Several firms launching in coming months will offer digital “smart contracts”, which use blockchain rather than traditional paper agreements. The technology offers potential cost savings, and could open up new sources of funding, such as private wealth or from investors outside the major currencies.
At the same time, proponents say the public ledgers used by blockchain will boost supply chain transparency, reducing the opportunity for the sort of warehouse fraud seen in the metals industry where parcels of metal have been sold to multiple buyers.
The moves come as global demand for trade finance faced a $1.5 trillion hole last year as banks pull back from the capital intensive sector due to stricter regulatory requirements, the Asian Development Bank said in a report this month.
About 40 percent of the shortfall was in Asia Pacific and the biggest gaps were faced by companies in emerging economies and small and medium-sized firms, it said.
“A lot of the shortfall in trade finance is from the Asia Pacific. There’s no shortage of money here – but a lot of it is trapped within local currencies in the region,” Yvonne Zhang, co-founder of Aquifer Institute, which is launching a digital trade platform.
Banks also tend to favour larger players with bigger balance sheets who are chasing larger deals, she told Reuters.
“The smaller guys tend to get put into a corner … yet they are overcharged for what financing they can get.”
While the possibility of saving billions of dollars a year by scrapping millions of paper documents is enticing, the secretive commodities industry may take some persuading to move to a common platform.
Hurdles to be ironed out include common legal standards, links between different dealing platforms and persuading all participants in the supply chain to take part.
Singapore, like other centres, has set itself to attract fintech firms across a range of industries, offering funding and non-financial support, but commodities is a key enterprise for the trading hub.
“Many commodity traders have been experimenting with, and implementing company specific initiatives around big data, traceability and block-chain,” Amreeta Eng a director at Singapore’s international trade arm, SingaporeIE, said at a metals conference this month.
Blockchain, which is best known as the system underpinning bitcoin, is a public online ledger of transactions maintained by a network of computers on the internet. Financial firms hope that the nascent technology can reduce the cost and complexity of burdensome processes such as international payments and securities settlement.
Aquifer wants to use its platform to connect Asian institutional and private capital with firms seeking trade finance, offering more pathways for financing, faster turnaround of capital and lower risk of fraud.
Swiss-based Lykke, capitalised at about $440 million, is building a series of decentralised marketplaces that will list and trade cryptocurrencies and trade tokens, that could represent a commodity by grade and delivery point, for example.
“The plan is to work with people that want to build the markets that suit them, or we’ll build them into our own marketplace,” director Seamus Donoghue told Reuters.
Lykke aims to tap private wealth markets in New York and Singapore for funds to provide market liquidity.
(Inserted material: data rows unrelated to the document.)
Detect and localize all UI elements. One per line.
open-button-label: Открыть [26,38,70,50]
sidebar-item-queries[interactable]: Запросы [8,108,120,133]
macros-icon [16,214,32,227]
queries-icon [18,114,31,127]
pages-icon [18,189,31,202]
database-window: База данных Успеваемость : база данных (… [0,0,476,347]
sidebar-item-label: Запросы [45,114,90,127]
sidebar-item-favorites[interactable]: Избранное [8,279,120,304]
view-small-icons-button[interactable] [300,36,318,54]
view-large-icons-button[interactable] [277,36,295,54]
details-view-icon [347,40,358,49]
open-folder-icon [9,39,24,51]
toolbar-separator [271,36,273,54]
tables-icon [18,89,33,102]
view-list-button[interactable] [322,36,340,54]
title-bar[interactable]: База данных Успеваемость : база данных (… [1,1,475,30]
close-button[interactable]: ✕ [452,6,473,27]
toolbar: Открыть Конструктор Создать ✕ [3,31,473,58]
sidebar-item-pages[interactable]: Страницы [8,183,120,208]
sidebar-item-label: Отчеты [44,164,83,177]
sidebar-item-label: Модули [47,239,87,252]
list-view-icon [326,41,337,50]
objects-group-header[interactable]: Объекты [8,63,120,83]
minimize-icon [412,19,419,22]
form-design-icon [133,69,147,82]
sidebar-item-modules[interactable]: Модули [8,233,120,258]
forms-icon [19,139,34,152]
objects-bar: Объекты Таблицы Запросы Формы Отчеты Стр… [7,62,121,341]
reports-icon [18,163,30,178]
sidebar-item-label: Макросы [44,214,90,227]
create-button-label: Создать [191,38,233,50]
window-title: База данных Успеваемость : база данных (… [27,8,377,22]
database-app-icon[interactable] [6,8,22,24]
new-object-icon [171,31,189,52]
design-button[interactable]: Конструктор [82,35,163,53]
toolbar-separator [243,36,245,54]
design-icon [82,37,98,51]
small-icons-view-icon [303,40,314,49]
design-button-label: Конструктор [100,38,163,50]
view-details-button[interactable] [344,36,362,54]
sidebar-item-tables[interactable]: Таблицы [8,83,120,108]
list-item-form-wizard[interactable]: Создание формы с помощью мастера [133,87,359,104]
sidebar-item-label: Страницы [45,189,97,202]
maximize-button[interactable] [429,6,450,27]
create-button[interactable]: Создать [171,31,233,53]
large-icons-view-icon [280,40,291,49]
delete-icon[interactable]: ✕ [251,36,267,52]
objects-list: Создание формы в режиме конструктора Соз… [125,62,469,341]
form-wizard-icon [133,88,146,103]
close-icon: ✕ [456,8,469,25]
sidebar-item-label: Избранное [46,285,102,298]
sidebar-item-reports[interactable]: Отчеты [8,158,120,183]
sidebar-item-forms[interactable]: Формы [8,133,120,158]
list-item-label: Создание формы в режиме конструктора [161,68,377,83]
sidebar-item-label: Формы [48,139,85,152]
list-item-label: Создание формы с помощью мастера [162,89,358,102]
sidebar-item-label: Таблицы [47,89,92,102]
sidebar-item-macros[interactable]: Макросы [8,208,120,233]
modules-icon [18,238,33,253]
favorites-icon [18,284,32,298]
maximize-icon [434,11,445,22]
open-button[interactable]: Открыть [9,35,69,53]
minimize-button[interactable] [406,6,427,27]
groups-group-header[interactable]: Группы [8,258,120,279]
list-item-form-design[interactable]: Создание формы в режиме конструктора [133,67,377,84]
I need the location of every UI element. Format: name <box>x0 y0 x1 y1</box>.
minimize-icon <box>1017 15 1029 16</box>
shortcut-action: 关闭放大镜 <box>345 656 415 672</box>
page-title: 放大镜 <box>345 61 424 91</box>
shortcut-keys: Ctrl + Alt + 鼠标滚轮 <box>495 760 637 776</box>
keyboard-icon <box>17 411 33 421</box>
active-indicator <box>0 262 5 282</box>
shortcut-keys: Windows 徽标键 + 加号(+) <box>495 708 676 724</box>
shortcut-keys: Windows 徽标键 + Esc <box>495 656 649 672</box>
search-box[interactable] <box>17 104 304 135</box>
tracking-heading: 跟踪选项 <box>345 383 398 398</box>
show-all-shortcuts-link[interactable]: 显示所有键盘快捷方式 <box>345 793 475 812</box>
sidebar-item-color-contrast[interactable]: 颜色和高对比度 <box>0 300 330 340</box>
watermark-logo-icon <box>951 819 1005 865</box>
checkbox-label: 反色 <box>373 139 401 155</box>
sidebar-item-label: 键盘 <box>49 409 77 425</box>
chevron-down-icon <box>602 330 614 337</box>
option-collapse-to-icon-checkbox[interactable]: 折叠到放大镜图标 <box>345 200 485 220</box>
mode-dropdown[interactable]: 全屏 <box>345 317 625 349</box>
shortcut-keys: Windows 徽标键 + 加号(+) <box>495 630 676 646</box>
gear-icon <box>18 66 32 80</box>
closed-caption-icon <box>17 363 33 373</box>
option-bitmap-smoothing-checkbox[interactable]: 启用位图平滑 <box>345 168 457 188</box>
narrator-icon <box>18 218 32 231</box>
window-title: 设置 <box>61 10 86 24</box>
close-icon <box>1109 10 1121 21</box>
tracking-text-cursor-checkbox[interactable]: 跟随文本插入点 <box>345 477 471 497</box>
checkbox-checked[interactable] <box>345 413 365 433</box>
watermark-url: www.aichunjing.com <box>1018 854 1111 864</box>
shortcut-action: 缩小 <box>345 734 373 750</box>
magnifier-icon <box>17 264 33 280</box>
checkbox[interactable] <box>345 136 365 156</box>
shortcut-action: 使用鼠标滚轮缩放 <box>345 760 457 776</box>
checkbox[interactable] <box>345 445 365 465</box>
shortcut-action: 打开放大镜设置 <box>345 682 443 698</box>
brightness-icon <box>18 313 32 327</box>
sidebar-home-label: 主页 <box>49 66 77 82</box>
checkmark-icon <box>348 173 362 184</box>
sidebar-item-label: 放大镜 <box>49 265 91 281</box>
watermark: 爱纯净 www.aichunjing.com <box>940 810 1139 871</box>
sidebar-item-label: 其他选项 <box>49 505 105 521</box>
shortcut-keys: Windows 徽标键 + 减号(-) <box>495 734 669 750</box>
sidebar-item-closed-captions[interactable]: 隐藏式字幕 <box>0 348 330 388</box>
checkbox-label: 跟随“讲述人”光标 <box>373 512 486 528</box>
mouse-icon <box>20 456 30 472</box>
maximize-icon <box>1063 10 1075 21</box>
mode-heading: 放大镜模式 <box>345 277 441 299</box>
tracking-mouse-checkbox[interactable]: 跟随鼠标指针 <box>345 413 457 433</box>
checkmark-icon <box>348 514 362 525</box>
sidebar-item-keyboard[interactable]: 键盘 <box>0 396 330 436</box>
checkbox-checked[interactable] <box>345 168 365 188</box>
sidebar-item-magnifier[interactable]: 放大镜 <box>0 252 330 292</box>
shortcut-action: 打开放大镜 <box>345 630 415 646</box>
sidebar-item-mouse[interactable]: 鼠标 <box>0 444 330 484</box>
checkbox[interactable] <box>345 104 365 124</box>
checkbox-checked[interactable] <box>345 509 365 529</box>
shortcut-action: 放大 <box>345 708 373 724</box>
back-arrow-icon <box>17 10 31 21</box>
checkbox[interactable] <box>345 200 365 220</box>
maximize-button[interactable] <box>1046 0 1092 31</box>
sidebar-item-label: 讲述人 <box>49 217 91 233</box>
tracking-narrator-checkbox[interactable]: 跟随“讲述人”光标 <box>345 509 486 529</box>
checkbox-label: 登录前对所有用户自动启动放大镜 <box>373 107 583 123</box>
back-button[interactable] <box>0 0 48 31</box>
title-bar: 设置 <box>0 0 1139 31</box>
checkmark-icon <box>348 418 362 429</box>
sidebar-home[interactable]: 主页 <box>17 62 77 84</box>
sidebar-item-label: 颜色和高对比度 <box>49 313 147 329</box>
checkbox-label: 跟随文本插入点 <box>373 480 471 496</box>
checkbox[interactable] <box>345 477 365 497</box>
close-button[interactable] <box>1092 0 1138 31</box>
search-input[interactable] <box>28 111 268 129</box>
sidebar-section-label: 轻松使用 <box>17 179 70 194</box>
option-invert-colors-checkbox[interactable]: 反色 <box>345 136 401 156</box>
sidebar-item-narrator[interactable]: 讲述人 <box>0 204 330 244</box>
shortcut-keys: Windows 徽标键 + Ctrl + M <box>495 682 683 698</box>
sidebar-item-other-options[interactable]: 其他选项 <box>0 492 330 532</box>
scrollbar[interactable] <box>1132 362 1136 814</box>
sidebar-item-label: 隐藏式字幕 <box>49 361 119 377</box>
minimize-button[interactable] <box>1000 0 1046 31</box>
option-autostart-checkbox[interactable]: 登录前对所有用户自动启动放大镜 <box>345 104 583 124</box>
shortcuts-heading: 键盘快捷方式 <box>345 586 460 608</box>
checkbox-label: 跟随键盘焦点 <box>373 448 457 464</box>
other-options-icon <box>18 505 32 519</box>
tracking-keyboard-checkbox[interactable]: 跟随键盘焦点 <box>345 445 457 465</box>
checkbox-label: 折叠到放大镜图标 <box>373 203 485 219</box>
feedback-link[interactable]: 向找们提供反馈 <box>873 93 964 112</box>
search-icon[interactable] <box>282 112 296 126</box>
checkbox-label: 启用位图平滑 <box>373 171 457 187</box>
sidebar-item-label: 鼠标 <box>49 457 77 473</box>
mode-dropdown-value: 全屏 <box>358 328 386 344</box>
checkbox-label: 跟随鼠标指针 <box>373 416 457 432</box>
It has applied for securities licensing in several major jurisdictions and plans to become a regulated market operator in Singapore.
Tradecloud, a supply chain trading platform for miners and manufacturers will launch in Singapore next month.
However, industry sources said the changes might still be more evolution than revolution.
“The impact of blockchain on physical trading, even in concept, seems limited outside of tech circles so far,” said a London-based source at a global trading house.